Football in Mandatory Palestine
- Season: 1920–21

= 1920–21 in Mandatory Palestine football =

The following article is a summary of the 1920–21 football in Mandatory Palestine. As the local football association wasn't founded until July 1928, there were no officially organized competitions during the season.

== Overview ==
Following its occupation by British troops in 1917–1918, Palestine was governed by the Occupied Enemy Territory Administration. In July 1920, the military administration was replaced by a civilian administration headed by a High Commissioner, allowing civil life to resume following the aftermath of The Great War. Maccabi societies resumed activities in several cities and settlements, including Jerusalem, Tel Aviv, Petah Tikva and Hadera. In Jerusalem, the Jerusalem Sports Club was established by the British in April 1921.

== Known matches ==
As no governing body existed at the time, and with limited possibilities for travel, the football sections of the Jerusalem and Tel Aviv societies played matches, mostly against teams of British soldiers stationed in the vicinity, played mostly between January and March 1921. Following the Jaffa riots in May 1921, footballing activity stopped, except for one match, played on 25 May 1921.

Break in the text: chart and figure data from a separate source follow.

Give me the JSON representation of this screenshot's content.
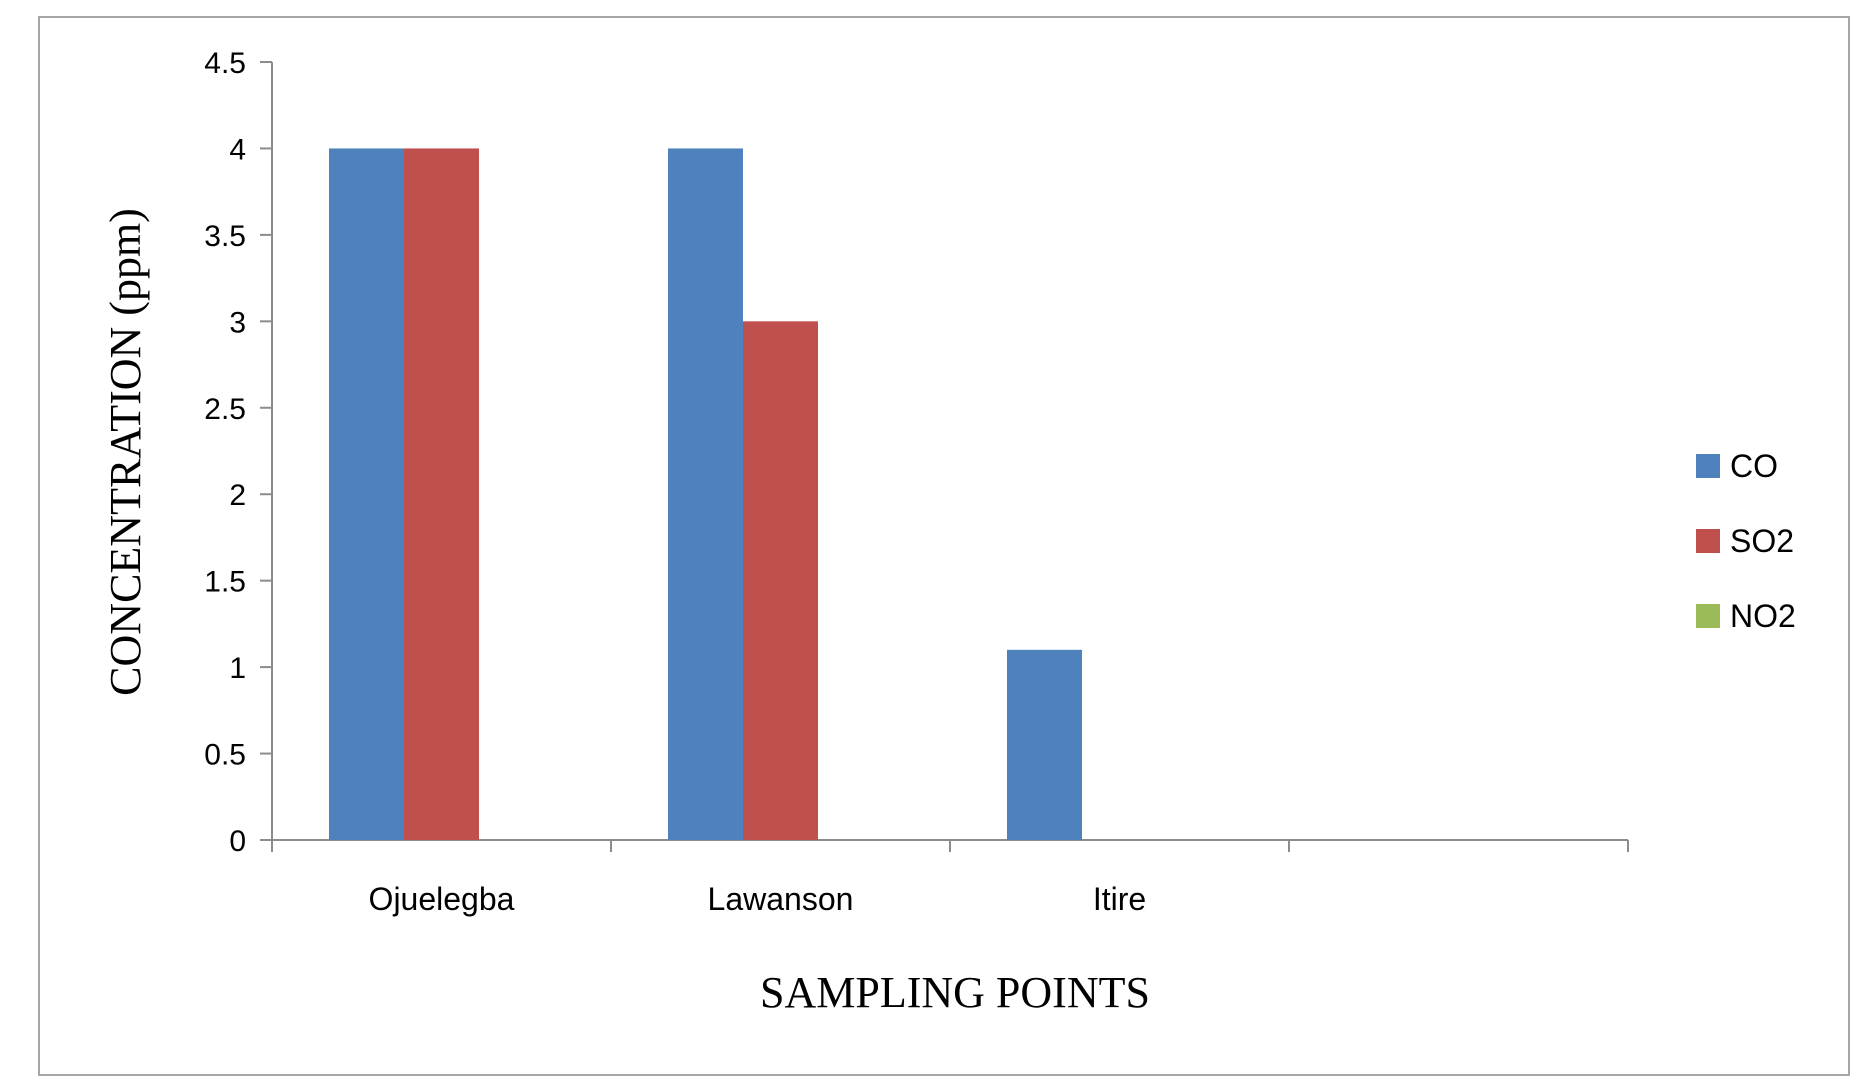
{
  "chart_data": {
    "type": "bar",
    "title": "",
    "xlabel": "SAMPLING POINTS",
    "ylabel": "CONCENTRATION (ppm)",
    "categories": [
      "Ojuelegba",
      "Lawanson",
      "Itire",
      ""
    ],
    "series": [
      {
        "name": "CO",
        "color": "#4f81bd",
        "values": [
          4,
          4,
          1.1,
          0
        ]
      },
      {
        "name": "SO2",
        "color": "#c0504d",
        "values": [
          4,
          3,
          0,
          0
        ]
      },
      {
        "name": "NO2",
        "color": "#9bbb59",
        "values": [
          0,
          0,
          0,
          0
        ]
      }
    ],
    "ylim": [
      0,
      4.5
    ],
    "yticks": [
      "0",
      "0.5",
      "1",
      "1.5",
      "2",
      "2.5",
      "3",
      "3.5",
      "4",
      "4.5"
    ],
    "grid": false,
    "legend_position": "right"
  }
}
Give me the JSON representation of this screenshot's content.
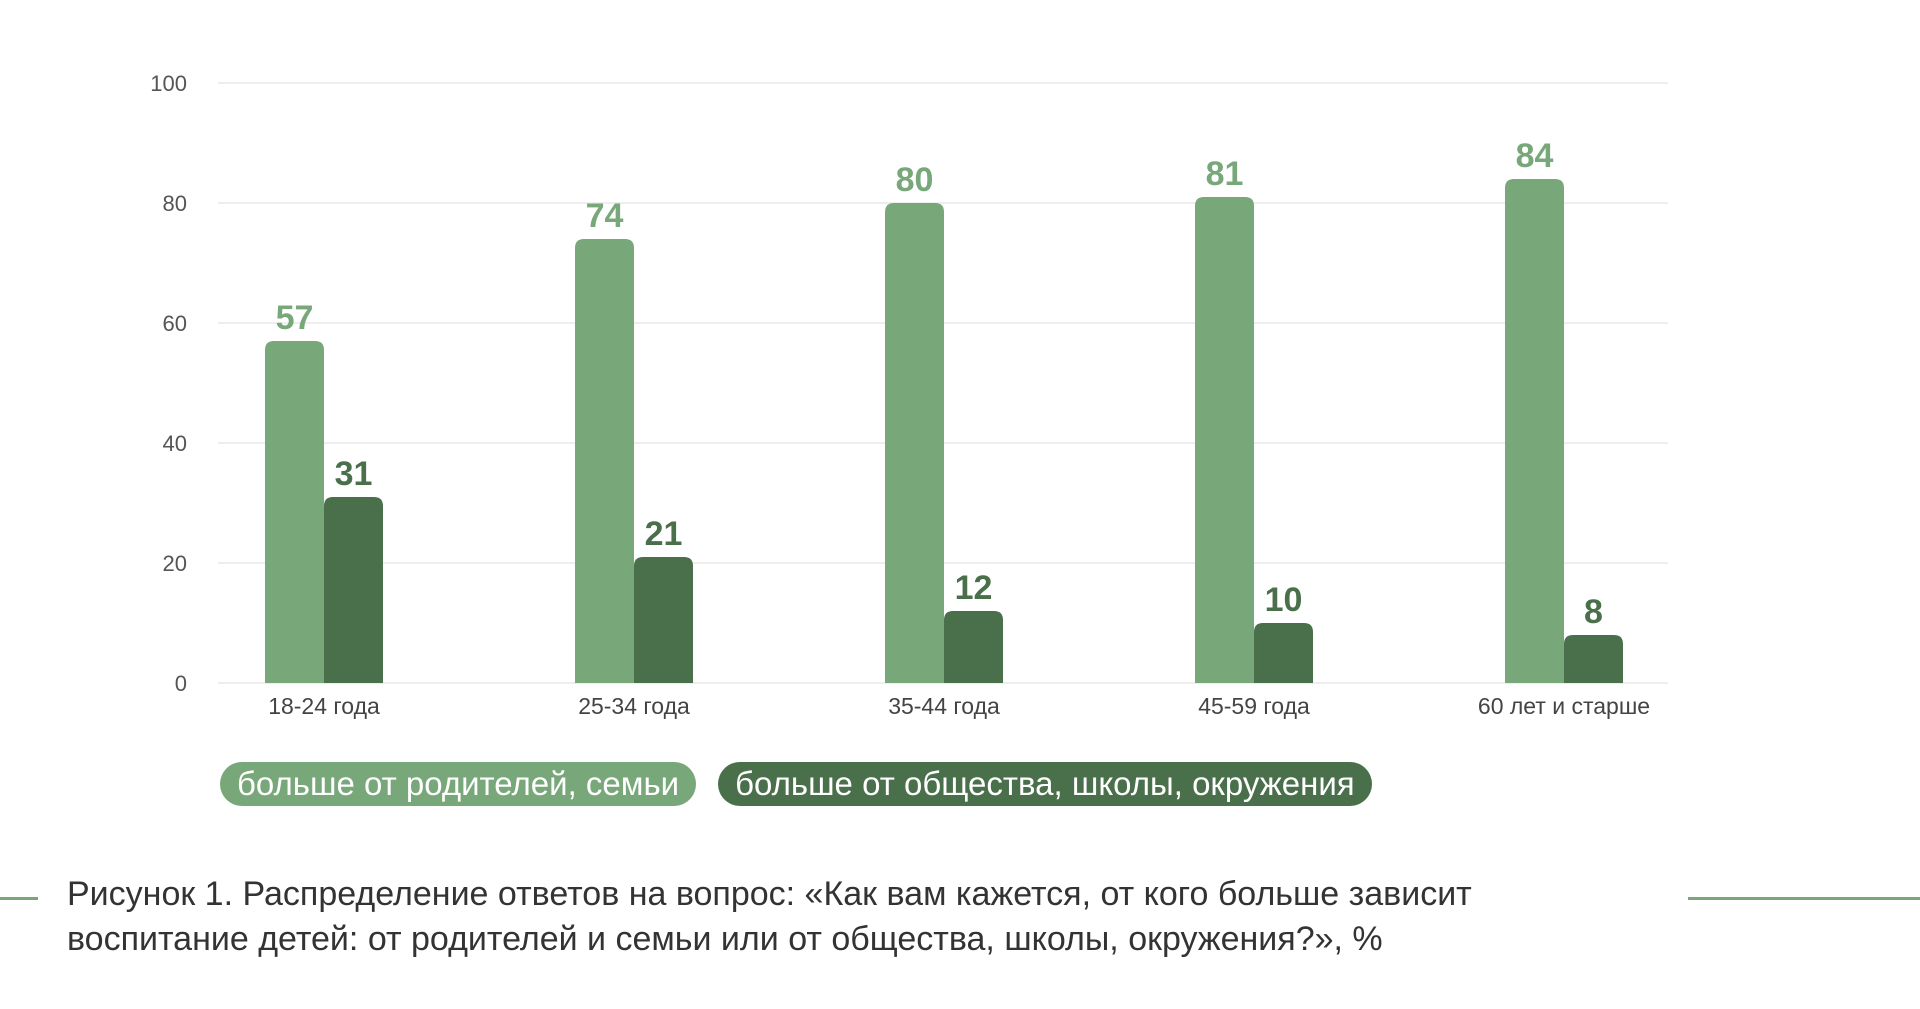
{
  "chart_data": {
    "type": "bar",
    "categories": [
      "18-24 года",
      "25-34 года",
      "35-44 года",
      "45-59 года",
      "60 лет и старше"
    ],
    "series": [
      {
        "name": "больше от родителей, семьи",
        "values": [
          57,
          74,
          80,
          81,
          84
        ],
        "color": "#78a77a"
      },
      {
        "name": "больше от общества, школы, окружения",
        "values": [
          31,
          21,
          12,
          10,
          8
        ],
        "color": "#4a6f4b"
      }
    ],
    "ylim": [
      0,
      100
    ],
    "yticks": [
      0,
      20,
      40,
      60,
      80,
      100
    ],
    "grid": true,
    "legend_position": "bottom-left",
    "title": ""
  },
  "caption": {
    "line1": "Рисунок 1. Распределение ответов на вопрос: «Как вам кажется, от кого больше зависит",
    "line2": "воспитание детей: от родителей и семьи или от общества, школы, окружения?», %"
  },
  "colors": {
    "light_green": "#78a77a",
    "dark_green": "#4a6f4b",
    "gridline": "#e8e8e8",
    "decor_rule": "#78a77a"
  }
}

| Date | Venue | Home | Away | Result | Notes |
|---|---|---|---|---|---|
| 25 September 1920 | Ratisbonne Ground | Maccabi Jerusalem | Yorkshire Regiment | 0–0 |  |
| 20 November 1920 | Ratisbonne Ground | Maccabi Jerusalem | Red Cross | 0–2 |  |
| 21 January 1921 | Badrani Field | Maccabi Tel Aviv | Cavalry regiment, Sarona | 3–0 |  |
| 28 January 1921 | Sarona Ground | Cavalry regiment, Sarona | Maccabi Tel Aviv | 1–2 |  |
| 4 February 1921 | Ajami Sports Ground | Christian-Muslim Club | Maccabi Tel Aviv | 0–5 |  |
| 5 February 1921 | Ratisbonne Ground | Maccabi Jerusalem | Lancashire Reginment | 2–1 | Goals for Maccabi: Itzhak Melamed, Peretz Kornfeld |
| 12 February 1921 | Ratisbonne Ground | Maccabi Jerusalem | Lancashire Reginment | 4–6 | First goal for Maccabi: Itzhak Melamed |
| 12 March 1921 | Sarona Ground | British Army Officers | Maccabi Tel Aviv | n/a | The result wasn't given, Maccabi Tel Aviv won. |
| 16 April 1921 | Ratisbonne Ground | Maccabi Jerusalem | Maccabi Tel Aviv | 0–4 |  |
| 25 May 1921 | Badrani Field | Maccabi Tel Aviv | Iron Duke XI | n/a | The result wasn't given, Iron Duke won. |

== Notable events ==
- During a youth football match between students from Mikveh Israel and Hebrew Gymnasium, a student from Kfar Tavor, learning in Mikveh Israel, sustained a fatal blow to the chest and died before help arrived.
- On 5 May 1921, during the 1921 Jaffa riots, Maccabi Petah Tikva member Avshalom Gissin was killed by Arab assailants as he was defending Petah Tikva. The club was renamed after Gissin, adopting the name Maccabi Avshalom Petah Tikva.